- Created by: Eric Chappell
- Starring: Bernard Hepton Patsy Rowlands Ken Jones Alan David
- Country of origin: United Kingdom
- Original language: English
- No. of series: 3
- No. of episodes: 28

Production
- Running time: 30 minutes
- Production company: ATV

Original release
- Network: ITV
- Release: 8 July 1974 – 10 February 1977

= The Squirrels (TV series) =

The Squirrels is a British television sitcom created by Eric Chappell. It was produced by ATV for ITV and broadcast from 8 July 1974 to 10 February 1977 running for 3 series and 28 episodes. Chappell later created the Yorkshire Television sitcom Rising Damp, among other series.

==Plot and background==
The theme was office politics in the accounts department of a fictitious TV rental company. Little work was seen to be done as the staff were usually skiving or engaging in office romances. Bernard Hepton played Mr Fletcher, the authoritarian boss who also saw himself as a 'ladies man' and Ken Jones played Rex, an unassertive subordinate.

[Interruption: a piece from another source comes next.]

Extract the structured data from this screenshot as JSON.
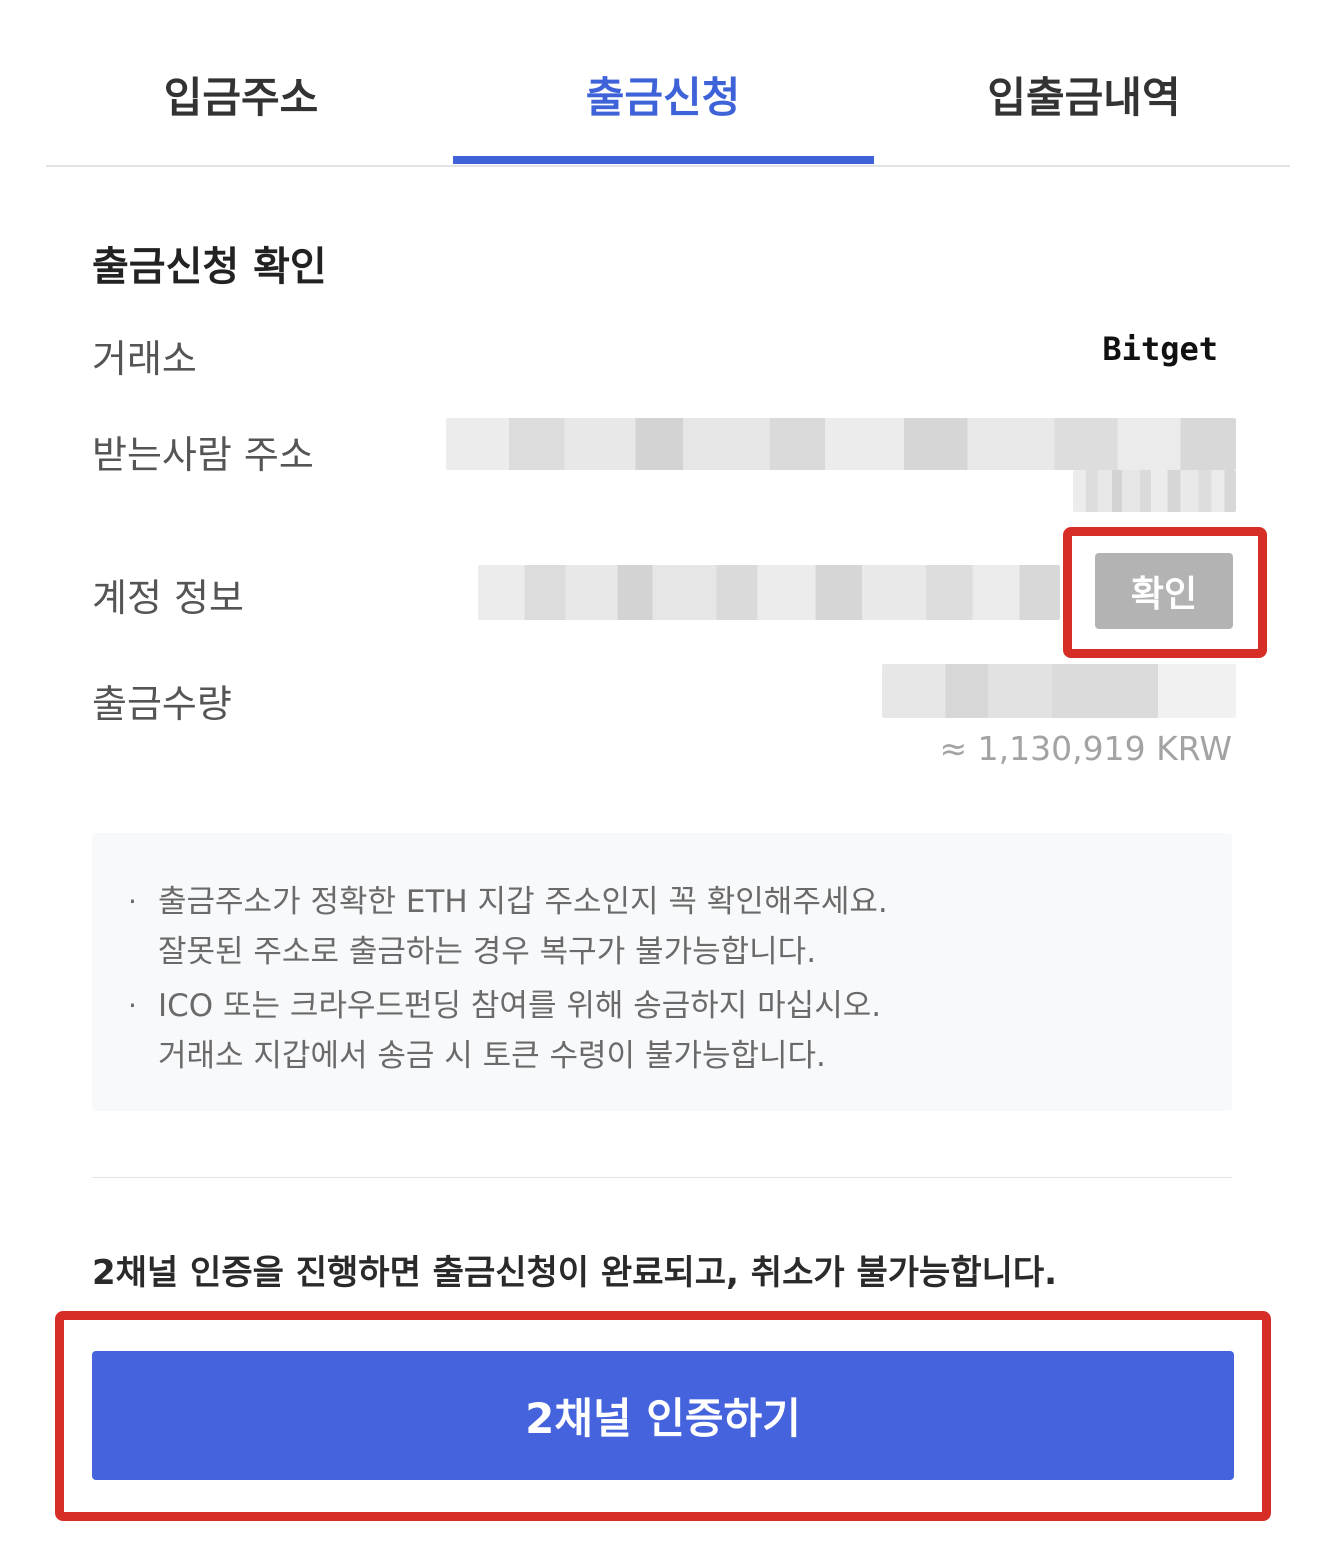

Phil Redmond, the creator of the soap opera Brookside, was also a writer for the series. The scripts written by Eric Chappell formed the basis of a remake, Fiddlers Three, broadcast in 1991.

==Cast==
- Bernard Hepton as Mr Fletcher
- Ken Jones as Rex
- Patsy Rowlands as Susan
- Alan David as Harry
- Ellis Jones as Burke
- Karin MacCarthy as Carol

==Episodes==

=== Pilot (1974) ===

| No. | Title | Written by | Original release date |
|---|---|---|---|
| Pilot | "The Squirrels" | Eric Chappell | 8 July 1974 |

===Series 1 (1975)===

| No. | Title | Written by | Original release date |
|---|---|---|---|
| 1 | "We Don't Want To Lose You" | Eric Chappell | 18 July 1975 |
| 2 | "Men Without Women" | Eric Chappell | 25 July 1975 |
| 3 | "Man Most Likely To" | Eric Chappell | 1 August 1975 |
| 4 | "The Yes Man" | Eric Chappell | 8 August 1975 |
| 5 | "The Fiddle" | Eric Chappell | 15 August 1975 |
| 6 | "The Favourite" | Eric Chappell | 22 August 1975 |
| 7 | "The Whizz Kid" | Eric Chappell | 29 August 1975 |

===Series 2 (1976)===

| No. | Title | Written by | Original release date |
|---|---|---|---|
| 8 | "Ashes To Ashes" | Eric Chappell | 9 July 1976 |
| 9 | "Fluffy-Bun" | Eric Chappell | 16 July 1976 |
| 10 | "Burke In Clover" | Richard Harris | 23 July 1976 |
| 11 | "The New Broom" | Eric Chappell | 30 July 1976 |
| 12 | "On the Carpet" | Kenneth Cope | 6 August 1976 |
| 13 | "The Renaissance" | Alan Hackney | 13 August 1976 |
| 14 | "The X Factor" | Richard Harris | 20 August 1976 |
| 15 | "The Weaker Sex" | Eric Chappell | 27 August 1976 |

===Series 3 (1976–77)===

| No. | Title | Written by | Original release date |
|---|---|---|---|
| 16 | "The Snatch" | Eric Chappell | 25 November 1976 |
| 17 | "Leap Frog" | Kenneth Cope | 2 December 1976 |
| 18 | "The Cruise" | Brian Finch | 9 December 1976 |
| 19 | "The Bonus Scheme" | Phil Redmond | 16 December 1976 |
| 20 | "The Long Hot Summer" | Eric Chappell | 23 December 1976 |
| 21 | "The Argument" | Alan Hackney | 30 December 1976 |
| 22 | "What a Way To Go" | Kenneth Cope | 6 January 1977 |
| 23 | "Shoulder To Shoulder" | Eric Chappell | 13 January 1977 |
| 24 | "The Game's the Thing" | Brian Finch | 20 January 1977 |
| 25 | "The Cover Up" | Alan Hackney | 27 January 1977 |
| 26 | "The Break-In" | Phil Redmond | 3 February 1977 |
| 27 | "Men of Straw" | Brian Finch | 10 February 1977 |

==Archive status and home release==
Surviving episodes of The Squirrels were released by Network DVD in the UK (Region 2) on 29 April 2013. This DVD consisted of the existing 22 episodes (out of 28). Scripts for some of the missing episodes are included in .pdf format on disc one. The missing episodes are the pilot, 1/1, 1/5, 1/6, and 1/7. The rest of the first series survives only in inferior recordings to the original video format, either re-converted from NTSC copies (1/2, 1/3) or as a domestic videotape (1/4).